The second issue is the magnitude of the difference between full list and the discounted rate. In the case of prescription drugs, for example, retail pharmacies earn a gross margin that is about 15 percentage points higher on average from self-pay (cash) customers than from insured customers. A differential in that range is reasonable, in my view. If the negotiated discount is 40 or 50 or 60 percent below what may be a completely arbitrary and artificial list price, however, (which is not uncommon for hospital and lab fees) it would be especially outrageous to have to pay full list even if you have insurance just because you haven’t hit your deductible yet.
If insurers do not fix this on their own, it should be an area for which regulatory intervention would probably be appropriate.

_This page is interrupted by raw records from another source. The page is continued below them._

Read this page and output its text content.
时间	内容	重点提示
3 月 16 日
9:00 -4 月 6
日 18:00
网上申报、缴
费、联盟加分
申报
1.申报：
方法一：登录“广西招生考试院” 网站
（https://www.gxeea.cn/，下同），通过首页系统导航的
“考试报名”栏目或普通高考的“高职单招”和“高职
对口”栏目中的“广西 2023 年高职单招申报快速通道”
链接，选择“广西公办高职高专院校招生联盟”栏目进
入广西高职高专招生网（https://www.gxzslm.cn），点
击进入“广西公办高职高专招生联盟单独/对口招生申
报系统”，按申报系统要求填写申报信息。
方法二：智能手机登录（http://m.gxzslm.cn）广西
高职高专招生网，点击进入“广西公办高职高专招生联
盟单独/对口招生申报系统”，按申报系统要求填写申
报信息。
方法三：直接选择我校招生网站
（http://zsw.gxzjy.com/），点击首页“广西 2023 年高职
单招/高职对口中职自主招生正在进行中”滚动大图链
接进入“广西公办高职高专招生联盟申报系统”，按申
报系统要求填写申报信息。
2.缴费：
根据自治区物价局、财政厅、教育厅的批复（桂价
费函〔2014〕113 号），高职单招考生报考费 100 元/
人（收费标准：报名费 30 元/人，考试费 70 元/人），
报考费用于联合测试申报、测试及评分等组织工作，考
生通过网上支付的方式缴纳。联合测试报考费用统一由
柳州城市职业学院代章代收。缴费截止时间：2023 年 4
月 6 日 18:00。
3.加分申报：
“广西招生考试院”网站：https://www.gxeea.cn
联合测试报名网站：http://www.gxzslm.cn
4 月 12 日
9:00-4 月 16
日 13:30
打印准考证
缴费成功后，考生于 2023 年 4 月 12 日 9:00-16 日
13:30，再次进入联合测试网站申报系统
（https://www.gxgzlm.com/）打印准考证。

BC, my understanding is that the deductible is entirely irrelevant to the discussion. I was confused on this point as well, but the guys at InsureBlog cleared it up for me. It would be disastrous of an HSA plan to have a policy that charged its members full boat when they were under the deductible.
But I just can’t find the outrage about this and I’m someone who gets outraged by this kind of stuff easily (don’t get me started on specialty cardiology hospitals, for example). If a contract excludes a type of service, why would you expect that service to be covered at in-network rates? For example: What if you want to see a psychiatrist, but your plan doesn’t cover behavioral health. And your plan doesn’t even contract with psychiatrists because they don’t offer any mental health benefits to anybody. Obviously the plan wouldn’t be expected to give you an in-network rate. There would be no such thing in the first place. It seems like you’re expecting the plan to be penalized just because they offer a full slate of services to other people.
Spike, I agree that if a service is not covered by the policy, the insured is not entitled to the contract rate because there is none. What I am questioning is the spread between contract rates and list price. In my prescription drug example above, I said that a 15% differential between list price and what the retail pharmacy collects (including co-pays) from insurance is reasonable. Anything beyond 20% at most is not, in my opinion.
The key issue in this context is the difference in the provider’s cost to serve. The insurer is not guaranteeing the provider any specific level of volume (revenue) to justify the discount but merely providing potential access to insured lives. If anything, a self-pay patient who pays at the time of service probably cost less to serve than one who has insurance because there is no need to submit the claim to the insurer and wait for payment.
I agree completely about the absurdity of billed charges, but that strikes me as a separate issue. I would be surprised to find a provider who would hesitate to take the UnitedHealth allowed amount in cash on the day of service from an uninsured patient. Isn’t a massive class action lawsuit regarding this issue currently being pursued?
I was at my doctor the other day and saw they were offering a program to the uninsured where you paid $20 a month to get the “privilege” of a 25% discount off of billed charges. My EOB showed that the allowed amount from my insurer was about 60% of billed charges. If I were uninsured, I’d want a piece of the class action lawsuit, that’s for sure.